The Autobiography of Calvin Coolidge by Calvin Coolidge (1872-1933) with introduction and footnotes by Amity Shlaes and Matthew Denhart
Calvin Coolidge became the 30th president of the United States on August 3, 1923 upon the death of President Warren G. Harding. He ran for reelection in 1924 and served one full term of his own. He did not seek reelection in 1928. To give some context of his time, Coolidge was the first president whose inauguration address was broadcast nationwide on the radio, and he was the first president to make a transatlantic telephone call.
A Full Life: Reflections at 90 by Jimmy Carter (1924-2024)
Jimmy Carter was born on October 1, 1924 and was elected the 39th president of the United States in 1976. The world has changed a lot in the 100 years since Carter grew up in the segregated south. At the same time, many of the issues he writes about sound quite familiar, such as inflation, contested elections, and conflict in the Middle East.
I was surprised by Carter’s emphasis on fiscal discipline—something we haven’t seen in recent administrations. (At the end of the Carter administration, the national debt to GDP ratio was 32%. In 2022 it was 123%.) What also stands out is Carter’s cooperative relationships with presidents Gerald Ford and George H.W. Bush, in stark contrast to more recent polarization.
The Profession: a Memoir of Community, Race, and the Arc of Policing in America by Bill Bratton with Peter Knobler
Bill Bratton was sworn in as a Boston police officer in 1970 and rose to become chief or commissioner of six major police departments in three different states. He deserves a lot of credit for dramatically reducing crime, most notably as New York City Transit Police chief in the early 1990s and as commissioner of the NYPD in the mid-1990s.
Chapters two through six cover Bratton’s career through his first stint as NYPD commissioner until his falling out with Mayor Giuliani—basically a retelling of Bratton’s first book, Turnaround. Chapter seven covers his years as chief of LAPD; the writers were sloppy with the details in this chapter. Chapter eight is about Bratton’s second turn as NYPD commissioner under Mayor de Blasio.
The remainder of the book deals with contemporary issues related to race, implicit bias, terrorism, and the defund-the-police movement. I imagine Bratton wrote this book out of frustration with the anti-police climate and the resulting unraveling of 25+ years of crime reduction. It is extremely informative and he offers a valuable perspective. I read all 476 pages with great interest.
Always Look on the Bright Side of Life: A Sortabiography by Eric Idle
This is an autobiography of a very funny writer and performer. The book includes many stories of how Monty Python projects came to be. But it is also the story of friendships and the healing power of comedy.

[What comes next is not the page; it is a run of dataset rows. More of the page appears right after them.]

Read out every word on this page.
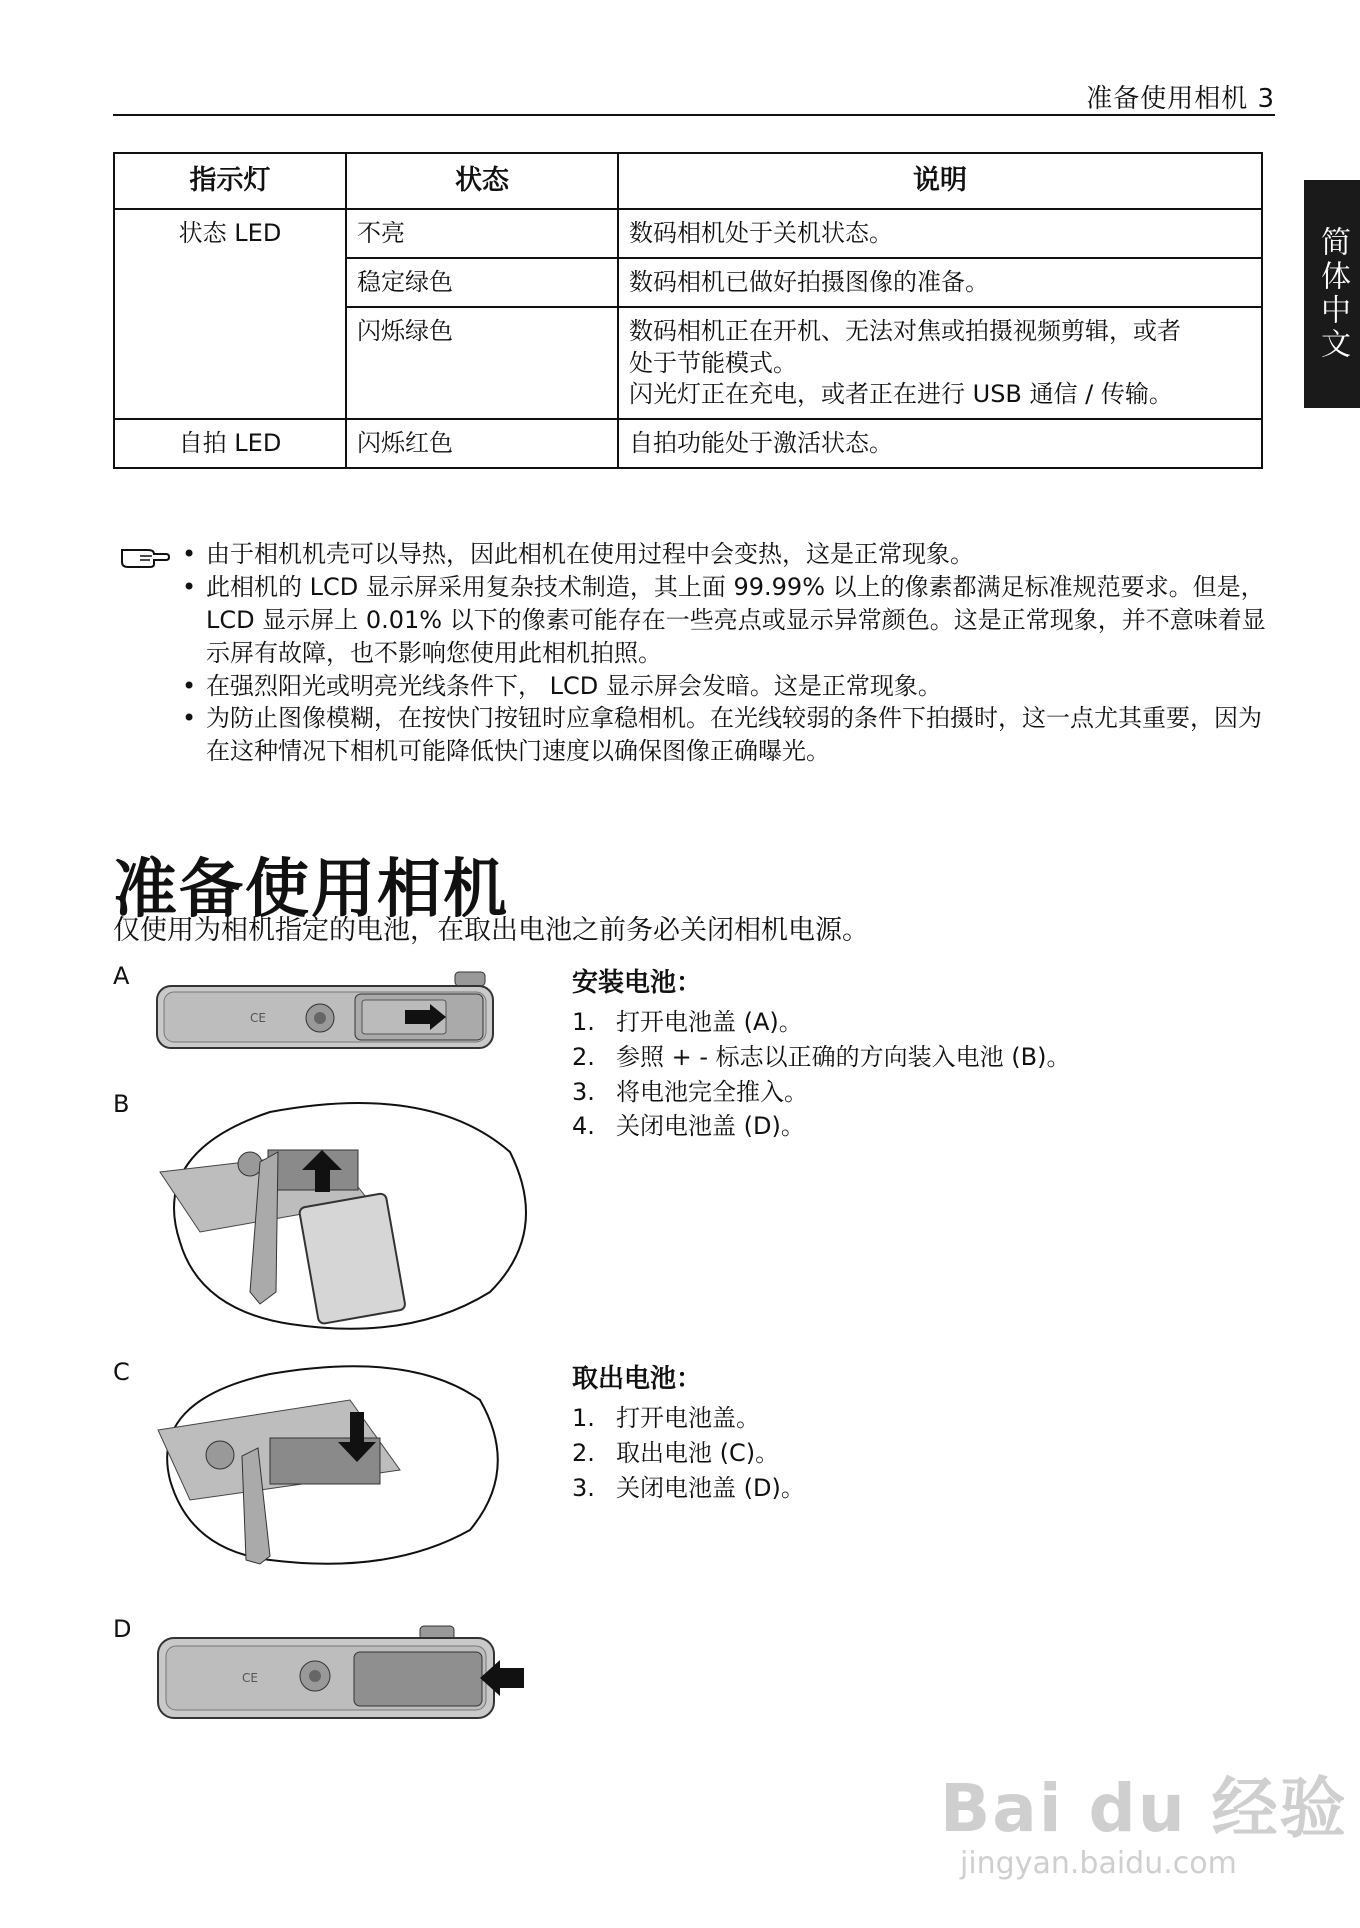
准备使用相机 3
简体中文
指示灯	状态	说明
状态 LED	不亮	数码相机处于关机状态。
	稳定绿色	数码相机已做好拍摄图像的准备。
	闪烁绿色	数码相机正在开机、无法对焦或拍摄视频剪辑，或者
处于节能模式。
闪光灯正在充电，或者正在进行 USB 通信 / 传输。

自拍 LED	闪烁红色	自拍功能处于激活状态。
• 由于相机机壳可以导热，因此相机在使用过程中会变热，这是正常现象。
• 此相机的 LCD 显示屏采用复杂技术制造，其上面 99.99% 以上的像素都满足标准规范要求。但是， LCD 显示屏上 0.01% 以下的像素可能存在一些亮点或显示异常颜色。这是正常现象，并不意味着显示屏有故障，也不影响您使用此相机拍照。
• 在强烈阳光或明亮光线条件下， LCD 显示屏会发暗。这是正常现象。
• 为防止图像模糊，在按快门按钮时应拿稳相机。在光线较弱的条件下拍摄时，这一点尤其重要，因为在这种情况下相机可能降低快门速度以确保图像正确曝光。
准备使用相机
仅使用为相机指定的电池，在取出电池之前务必关闭相机电源。
A
CE
安装电池：
1. 打开电池盖 (A)。
2. 参照 + - 标志以正确的方向装入电池 (B)。
3. 将电池完全推入。
4. 关闭电池盖 (D)。
B
C	取出电池：
1. 打开电池盖。
2. 取出电池 (C)。
3. 关闭电池盖 (D)。
D
CE
Bai du 经验
jingyan.baidu.com
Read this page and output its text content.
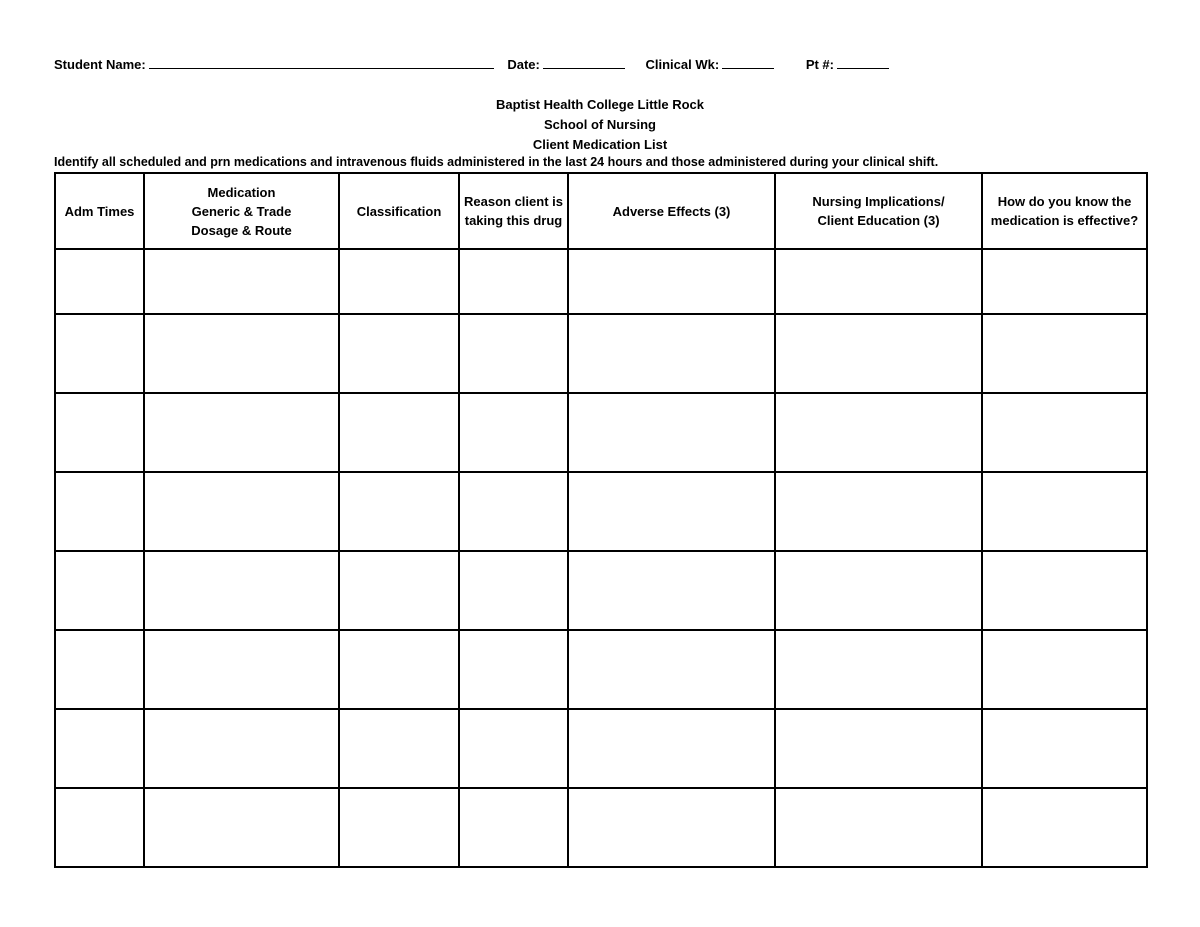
Student Name:	Date:	Clinical Wk:	Pt #:
Baptist Health College Little Rock
School of Nursing
Client Medication List
Identify all scheduled and prn medications and intravenous fluids administered in the last 24 hours and those administered during your clinical shift.
Adm Times	Medication
Generic & Trade
Dosage & Route	Classification	Reason client is
taking this drug	Adverse Effects (3)	Nursing Implications/
Client Education (3)	How do you know the
medication is effective?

Turnaround: How America’s Top Cop Reversed the Crime Epidemic by William J. Bratton
I think of Turnaround as a management book by a highly-accomplished chief executive (police) officer. The book reads like an autobiography, from Bill Bratton’s childhood in Boston, until after his falling out with Rudy Guiliani. Through his experiences, I learned a lot about police work and his management style
It Worked For Me: In Life and Leadership by Colin Powell with Tony Koltz
Few people have the range of experiences of Colin Powell (1937-2021): from janitor of a Pepsi bottler to National Security Advisor, from Chairman of the Joint Chiefs to Secretary of State. In It Worked For Me he shares stories in a conversational style, many of which include a leadership lesson. And yes, he also includes a chapter on his infamous United Nation presentation, arguably the low point of his career.
It was interesting to hear what it was like to work with Ronald Reagan. In the chapter called Squirrels, Reagan seemed detached from the dilemma Powell was explaining to him (he seemed more interested in the squirrels outside his window), but upon reflection Powell figured out that Reagan wanted his subordinates to make their own decisions. In a separate incident involving a confrontation between U.S. and Iranian naval forces, Reagan was very decisive in his presidential decision when the matter required his approval.